Broken down regionally, Netflix saw paid memberships stay relatively flat at 74.4 million in the UCAN market, an increase of about 100,000 subs, while revenues in the region were also somewhat flat in Q1 at US$3.61 billion. In the EMEA region, paid users increased to almost 77.4 million, representing an additional 640,000 new memberships, while revenues rose to almost US$2.52 million from US$2.35 million in Q4.

LATAM was the only region to lose subscribers in the quarter, dropping approximately 450,000 members to sit at 41.2 million, though revenue did tick up to US$1.07 billion. Finally, the APAC market saw the greatest subscriber growth, adding 1.46 million paid users to reach almost 39.5 million as revenue rose to US$934 million.

During the earnings call with investors, co-CEO Ted Sarandos (pictured) weighed in on the potential of a writers strike, and what contingency plans the streamer had in place should members of the WGA walk off the job come May 1.

“We don’t want a strike,” he said. “The last time there was a strike, it was devastating to creators.”

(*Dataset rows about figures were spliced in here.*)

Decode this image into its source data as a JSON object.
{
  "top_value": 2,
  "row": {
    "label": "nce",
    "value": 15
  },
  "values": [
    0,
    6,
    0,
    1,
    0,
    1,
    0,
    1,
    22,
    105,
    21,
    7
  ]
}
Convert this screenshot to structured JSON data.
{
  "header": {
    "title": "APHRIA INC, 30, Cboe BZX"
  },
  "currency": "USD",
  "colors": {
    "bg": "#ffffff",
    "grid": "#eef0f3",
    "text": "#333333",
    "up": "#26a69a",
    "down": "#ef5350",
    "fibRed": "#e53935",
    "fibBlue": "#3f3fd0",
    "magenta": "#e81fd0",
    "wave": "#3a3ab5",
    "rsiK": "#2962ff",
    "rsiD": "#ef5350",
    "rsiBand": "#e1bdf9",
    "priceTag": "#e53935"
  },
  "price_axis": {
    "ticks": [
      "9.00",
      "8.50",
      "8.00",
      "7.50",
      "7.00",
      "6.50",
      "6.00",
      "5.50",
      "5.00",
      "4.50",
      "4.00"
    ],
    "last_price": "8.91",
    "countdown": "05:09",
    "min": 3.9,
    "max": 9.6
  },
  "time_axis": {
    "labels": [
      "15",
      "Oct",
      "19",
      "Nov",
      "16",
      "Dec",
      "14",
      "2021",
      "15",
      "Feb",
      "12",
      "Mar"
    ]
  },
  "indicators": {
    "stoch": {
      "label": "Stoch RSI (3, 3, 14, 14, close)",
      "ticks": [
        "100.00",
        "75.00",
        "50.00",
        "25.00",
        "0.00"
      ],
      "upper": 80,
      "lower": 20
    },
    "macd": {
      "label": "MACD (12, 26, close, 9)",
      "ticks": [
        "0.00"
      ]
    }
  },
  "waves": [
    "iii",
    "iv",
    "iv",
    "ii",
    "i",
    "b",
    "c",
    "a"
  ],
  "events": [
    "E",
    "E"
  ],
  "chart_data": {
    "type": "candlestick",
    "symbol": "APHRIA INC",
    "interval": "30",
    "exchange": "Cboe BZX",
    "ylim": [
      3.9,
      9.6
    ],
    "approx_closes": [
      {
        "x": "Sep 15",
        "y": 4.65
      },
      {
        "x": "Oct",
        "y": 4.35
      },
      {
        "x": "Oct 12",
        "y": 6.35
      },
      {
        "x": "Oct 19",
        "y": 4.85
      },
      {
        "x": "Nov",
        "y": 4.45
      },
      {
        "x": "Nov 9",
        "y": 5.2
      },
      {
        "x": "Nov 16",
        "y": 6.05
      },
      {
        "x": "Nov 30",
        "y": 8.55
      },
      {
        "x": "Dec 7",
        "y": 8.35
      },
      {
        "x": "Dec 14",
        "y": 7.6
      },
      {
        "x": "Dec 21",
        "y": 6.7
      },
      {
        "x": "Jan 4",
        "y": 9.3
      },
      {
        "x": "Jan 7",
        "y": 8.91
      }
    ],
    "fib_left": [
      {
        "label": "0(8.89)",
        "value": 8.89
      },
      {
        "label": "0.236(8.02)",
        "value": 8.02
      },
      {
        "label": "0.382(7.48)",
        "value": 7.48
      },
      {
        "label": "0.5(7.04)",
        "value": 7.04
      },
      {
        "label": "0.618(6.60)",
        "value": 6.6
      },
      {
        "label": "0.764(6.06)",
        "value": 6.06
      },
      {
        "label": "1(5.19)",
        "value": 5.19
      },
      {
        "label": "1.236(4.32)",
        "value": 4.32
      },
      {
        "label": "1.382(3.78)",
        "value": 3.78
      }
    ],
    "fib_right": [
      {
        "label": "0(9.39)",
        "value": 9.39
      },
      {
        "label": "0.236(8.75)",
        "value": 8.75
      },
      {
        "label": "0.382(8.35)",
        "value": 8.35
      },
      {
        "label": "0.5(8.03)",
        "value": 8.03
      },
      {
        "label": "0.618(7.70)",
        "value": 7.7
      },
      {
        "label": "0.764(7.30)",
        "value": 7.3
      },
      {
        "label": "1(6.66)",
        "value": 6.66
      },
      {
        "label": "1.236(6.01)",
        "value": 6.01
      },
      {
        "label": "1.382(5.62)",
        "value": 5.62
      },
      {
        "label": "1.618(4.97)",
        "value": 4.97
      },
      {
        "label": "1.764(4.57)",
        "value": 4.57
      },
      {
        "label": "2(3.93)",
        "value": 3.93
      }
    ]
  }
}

“We really don’t want this to happen, but we had to make plans for the worst and so we do have a pretty robust slate of releases to take us into a long time,” he added. “But just to be clear, we are at the table and we are going to try to get to an equitable solution so there isn’t a strike.”

Also during the call, Sarandos said the streamer was going to maintain consistency with its $17 billion content spend, dependent on revenue growth, while CFO Spence Neumann added: “We said we would stay at roughly $17 billion on average over a few-year period, over that 2022 to 2024 period, but there’s a big entertainment market to go after beyond that. So as we reaccelerate revenue, we see a lot of opportunity to grow into that viewing and engagement and business opportunity ahead.”